A large number of variants of the basic BTC-algorithm have been proposed during the past fifteen years . Their performance can be compared using the bit rate (bits per pixel), the mean square error (MSE) of the reconstructed image, and the overall complexity of the algorithm. Efficient variants of BTC typically achieve bit rates of the order of magnitude 1.25 with MSE 32.5 for the test image Lena [5, 13].
Several approaches have been proposed for reducing the volume of the bit plane by the use of vector quantization (VQ) [3, 17, 19, 20, 21] or a similar ad hoc technique . The basic idea of VQ is to select a small set of representative vectors (binary blocks) and to code all possible vectors by an index to this set. The codebook is generated off-line on the basis of training vectors by using a suitable algorithm, like the generalized Lloyd algorithm [7, 12].

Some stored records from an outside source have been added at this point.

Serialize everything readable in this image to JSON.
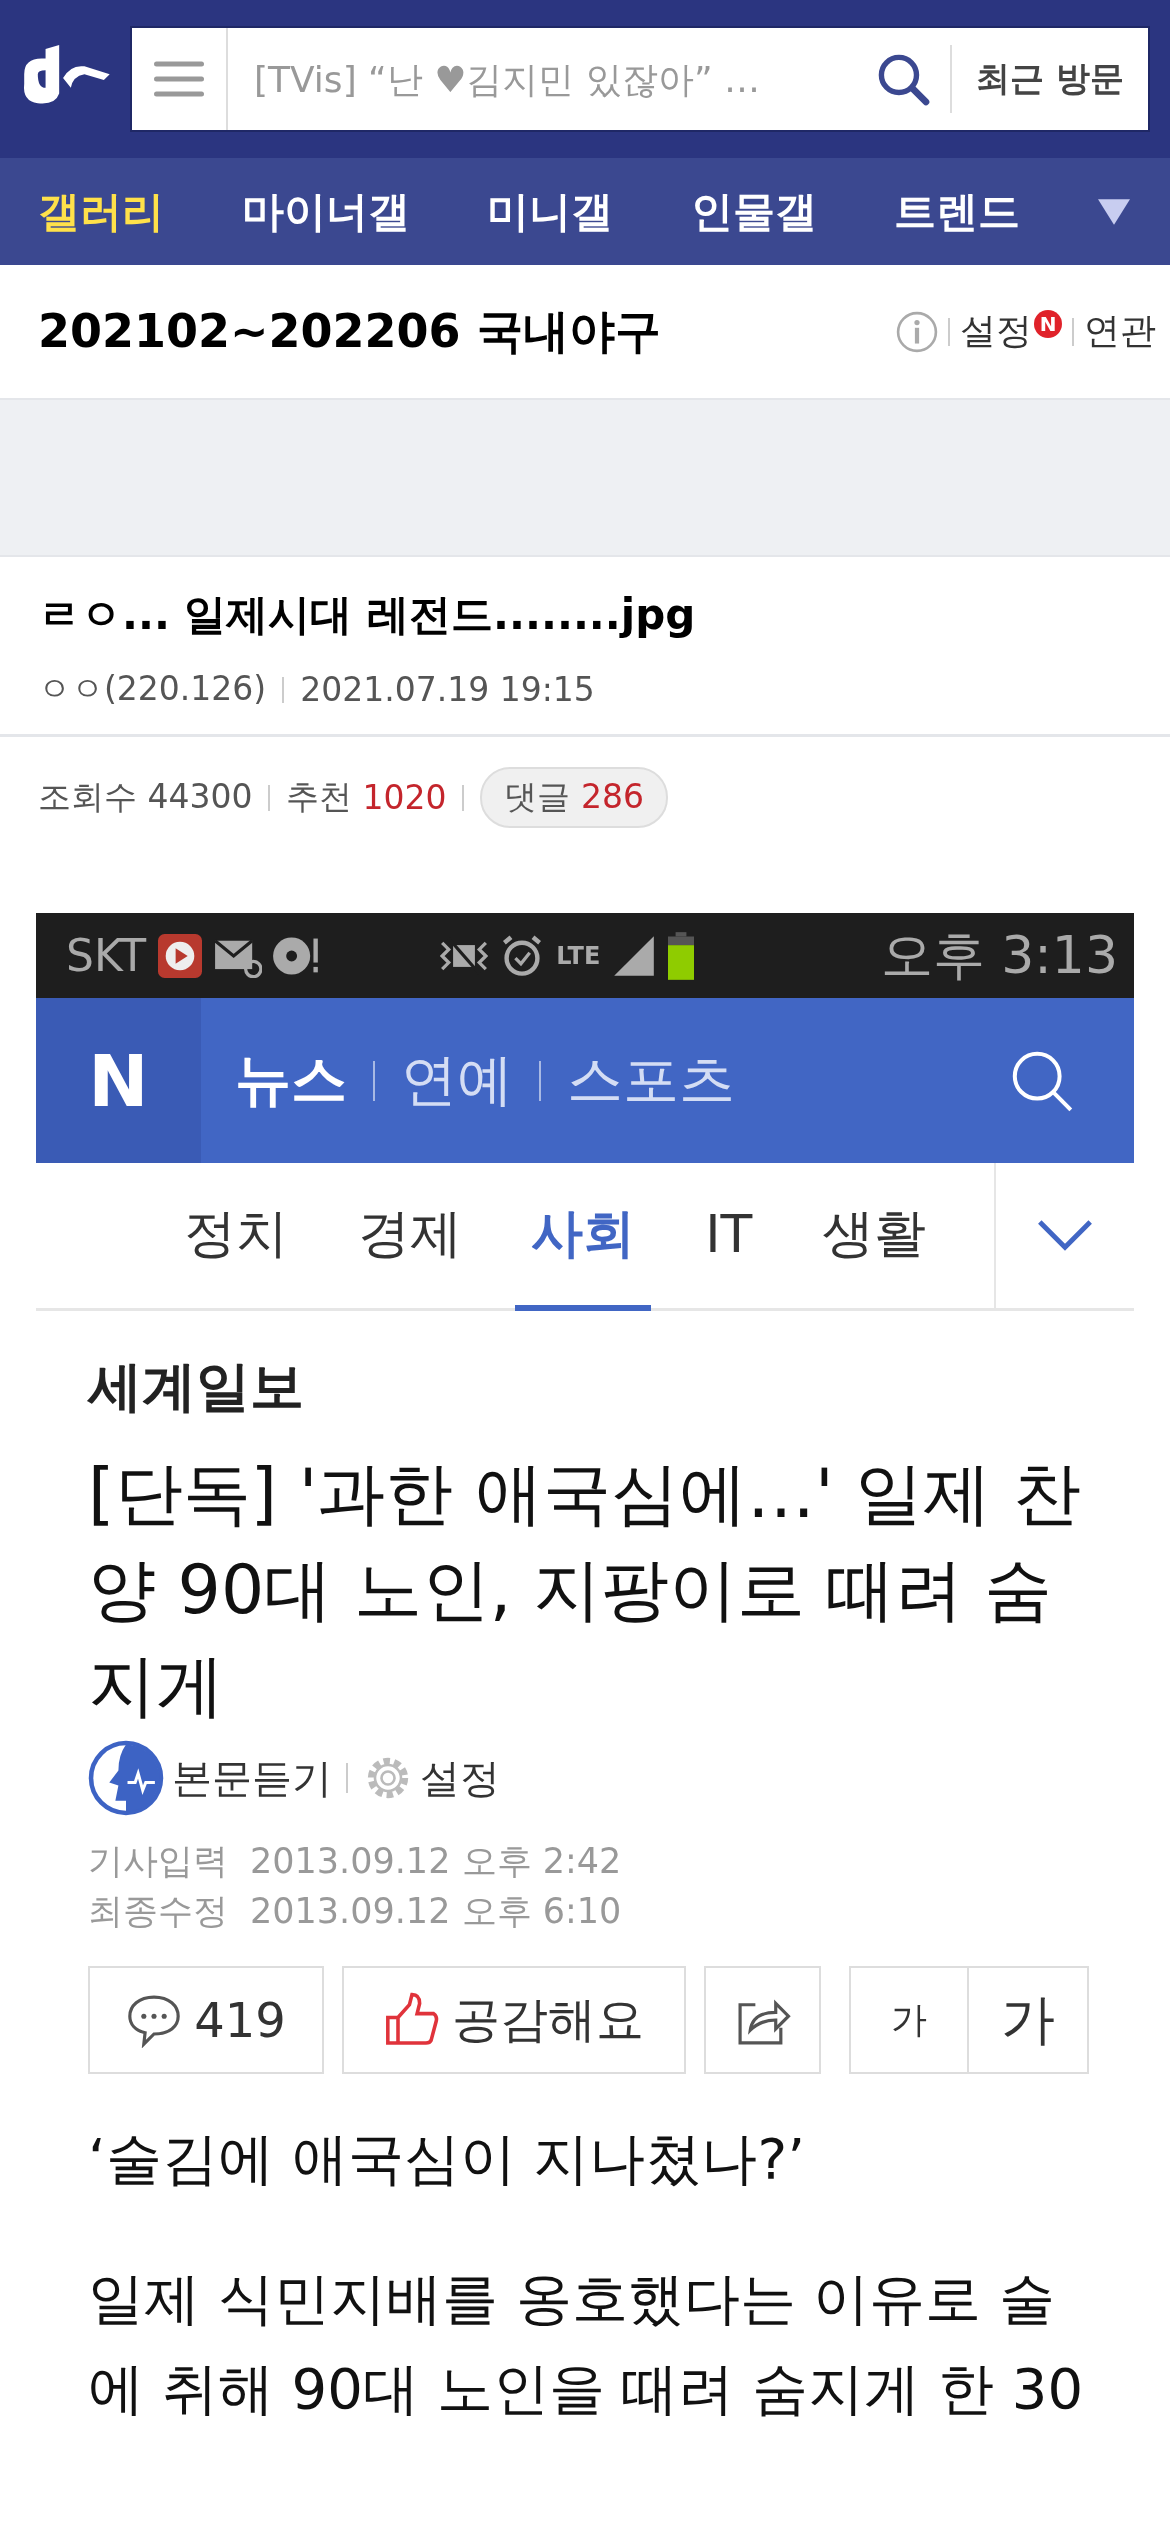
{
  "header": {
    "search_placeholder": "[TVis] “난 ♥김지민 있잖아” …",
    "recent_button": "최근 방문"
  },
  "nav": [
    {
      "label": "갤러리",
      "selected": true
    },
    {
      "label": "마이너갤",
      "selected": false
    },
    {
      "label": "미니갤",
      "selected": false
    },
    {
      "label": "인물갤",
      "selected": false
    },
    {
      "label": "트렌드",
      "selected": false
    }
  ],
  "gallery": {
    "title": "202102~202206 국내야구",
    "settings": "설정",
    "settings_badge": "N",
    "related": "연관"
  },
  "post": {
    "title": "ㄹㅇ... 일제시대 레전드........jpg",
    "author": "ㅇㅇ(220.126)",
    "date": "2021.07.19 19:15",
    "views_label": "조회수",
    "views": "44300",
    "recommend_label": "추천",
    "recommend": "1020",
    "comments_label": "댓글",
    "comments": "286"
  },
  "screenshot": {
    "status_bar": {
      "carrier": "SKT",
      "network": "LTE",
      "time": "오후 3:13"
    },
    "app_logo": "N",
    "sections": [
      {
        "label": "뉴스",
        "selected": true
      },
      {
        "label": "연예",
        "selected": false
      },
      {
        "label": "스포츠",
        "selected": false
      }
    ],
    "categories": [
      {
        "label": "정치",
        "selected": false
      },
      {
        "label": "경제",
        "selected": false
      },
      {
        "label": "사회",
        "selected": true
      },
      {
        "label": "IT",
        "selected": false
      },
      {
        "label": "생활",
        "selected": false
      }
    ],
    "article": {
      "publisher": "세계일보",
      "headline": "[단독] '과한 애국심에…' 일제 찬양 90대 노인, 지팡이로 때려 숨지게",
      "listen": "본문듣기",
      "settings": "설정",
      "dates": [
        {
          "label": "기사입력",
          "value": "2013.09.12 오후 2:42"
        },
        {
          "label": "최종수정",
          "value": "2013.09.12 오후 6:10"
        }
      ],
      "comment_count": "419",
      "like": "공감해요",
      "font_small": "가",
      "font_large": "가",
      "body": [
        "‘술김에 애국심이 지나쳤나?’",
        "일제 식민지배를 옹호했다는 이유로 술에 취해 90대 노인을 때려 숨지게 한 30"
      ]
    }
  }
}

The representative for a bit plane can be chosen by a full search, i.e. by testing each candidate codevector and selecting the one which minimizes the given distortion function. A localized search was proposed by Weitzman and Mitchell . They divide the codebook into several overlapping sub-codebooks. For each bit plane, its combination index is calculated. It determines the sub-codebook in which the search is performed.